Brought almost into the physical plane, they took on a shape similar to humans, that which they were named after. Each of us had a certain number of wings. The arcs were blessed with the most, which aided us when we flew to war, making us faster than nearly any other creature in existence.
Michael’s look turned to a deep frown. Perhaps he didn’t know. Maybe he hadn’t looked at anyone else’s wings before. For all they talked about how it was like hair, we only showed off our wings to trim them back, and then only on the astral plane.
He raised a hand and motioned with a finger, counting off the wings he saw.
“Where’s the rest?” he asked. “The ones you always hide, your baby wings.”
“They aren’t baby wings,” I protested.
“No one’s seen them since you shed to ascend into full power,” Michael said. “You always hide them, where are they?”
“I don’t know.”
“How could you not know?” Michael asked. “Shouldn’t they be there? Right there, there’s practically a perfectly shaped gap just for them.”
I shrugged and shook my head. “I don’t know. This is all of them.”
“But arcs all have…”
“I have the last set of wings, they just aren’t on me,” I said. When he didn’t seem to understand, I tried another route. “They’re in my other pants, officer.”
Michael’s wings darkened with his mood. His eyebrows drew down over his eyes, creasing his brow so much that I wondered if it would get stuck like that. His hands clenched at his sides as he looked up at the wings again. Something moved over his face.
“Why are your wings so bright?” he asked.
In his voice, I heard the understanding that he knew. He knew why they were so bright despite the fact that everyone else’s wings were almost black when they appeared on the physical plane. Much like the wings of a fallen angel, the others had no light left.
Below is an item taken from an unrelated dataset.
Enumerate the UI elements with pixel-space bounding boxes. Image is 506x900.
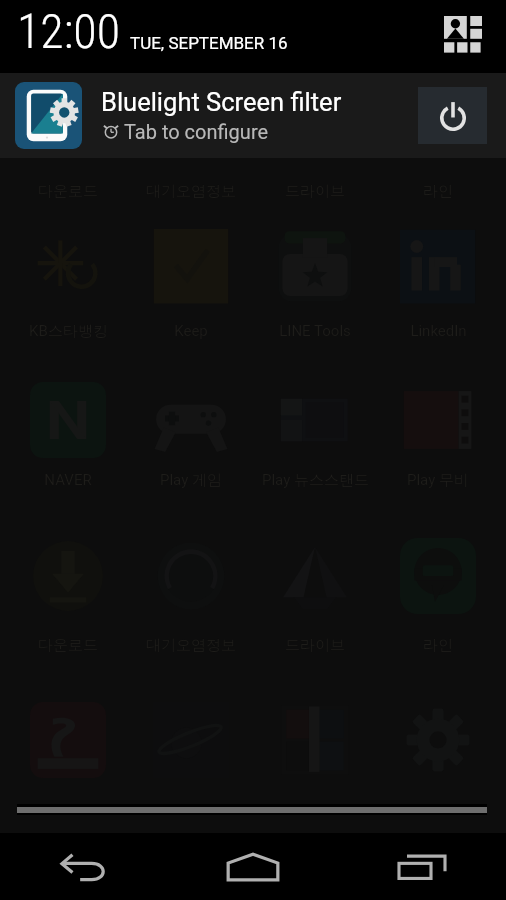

Or, at least, not enough to light up their feathers. They only had enough to keep going and not be dragged into Hell.
The wings of a fallen angel appeared in tatters and cracked skeletal remains.
“You know why,” I said.
“No, no. We were attacked in Prague. If what you imply is true, that wouldn’t have happened.”
“And I dealt with it,” I said with a shrug.
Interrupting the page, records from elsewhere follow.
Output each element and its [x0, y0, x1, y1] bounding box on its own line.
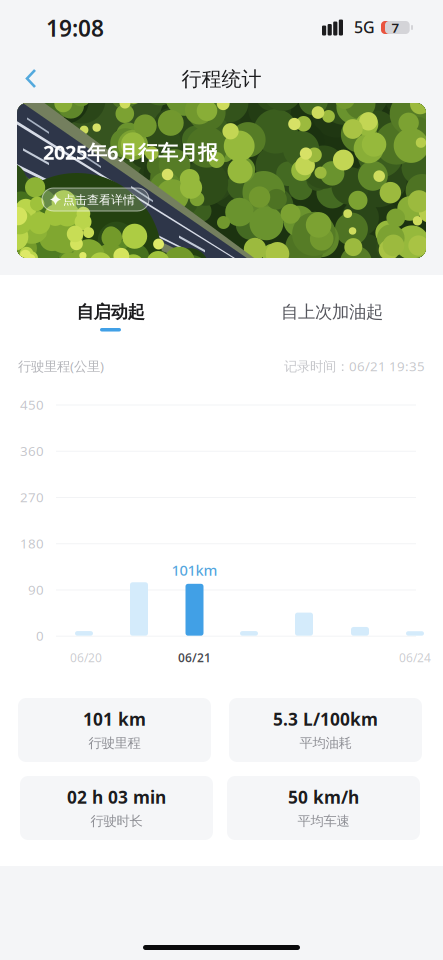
staticText: 270 — [20, 488, 44, 506]
staticText: 点击查看详情 — [63, 193, 135, 207]
staticText: 行程统计 — [182, 67, 262, 91]
staticText: 行驶时长 — [90, 813, 142, 829]
staticText: 5.3 L/100km — [273, 708, 378, 730]
staticText: 101 km — [83, 708, 146, 730]
staticText: 自启动起 — [76, 301, 144, 323]
staticText: 行驶里程 — [88, 735, 140, 751]
staticText: 06/24 — [399, 650, 431, 666]
staticText: 行驶里程(公里) — [18, 357, 104, 375]
staticText: 记录时间：06/21 19:35 — [284, 357, 425, 375]
button[interactable]: Back — [12, 55, 58, 103]
staticText: 90 — [28, 581, 44, 598]
button[interactable]: 2025年6月行车月报 — [17, 103, 426, 258]
staticText: 19:08 — [46, 13, 104, 43]
staticText: 50 km/h — [288, 786, 359, 808]
staticText: 360 — [20, 442, 44, 460]
staticText: 101km — [172, 560, 218, 580]
staticText: 0 — [36, 627, 44, 644]
button[interactable]: 自启动起 — [0, 275, 221, 337]
staticText: 平均车速 — [298, 813, 350, 829]
staticText: 5G — [354, 16, 375, 38]
staticText: 7 — [392, 19, 400, 36]
staticText: 平均油耗 — [300, 735, 352, 751]
staticText: 06/21 — [178, 650, 211, 666]
staticText: 2025年6月行车月报 — [43, 139, 218, 165]
staticText: 450 — [20, 396, 44, 413]
staticText: 自上次加油起 — [281, 301, 383, 323]
staticText: 180 — [20, 534, 44, 552]
staticText: 02 h 03 min — [67, 786, 166, 808]
staticText: 06/20 — [70, 650, 102, 666]
button[interactable]: 自上次加油起 — [221, 275, 443, 337]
“A knight six hundred years ago.”
“That was not a meteor.”
Michael flushed with rage. “Why are your wings so bright, brother?”
“You know why, Michael,” I said.
“But I want to hear you say it,” he snapped.
I sighed. He called me dramatic and then did that. He’d keep doing it until I gave in, I knew that. He could be petty when he wanted to be, which was why Sam had told us that we were no longer allowed to do that.
“Because I still have my grace.”
“Because you still have your grace,” he roared at me.
“I’ve never actually said that I didn’t have it.”
Which was true. We hadn’t sat down when it all began and had some club meeting where we did role call and checked the inventory of one another. I had been the last to leave Heaven, and for that reason, my brothers made an assumption.
It wasn’t like they could have asked for a report from Heaven. They were still grounded, so to speak.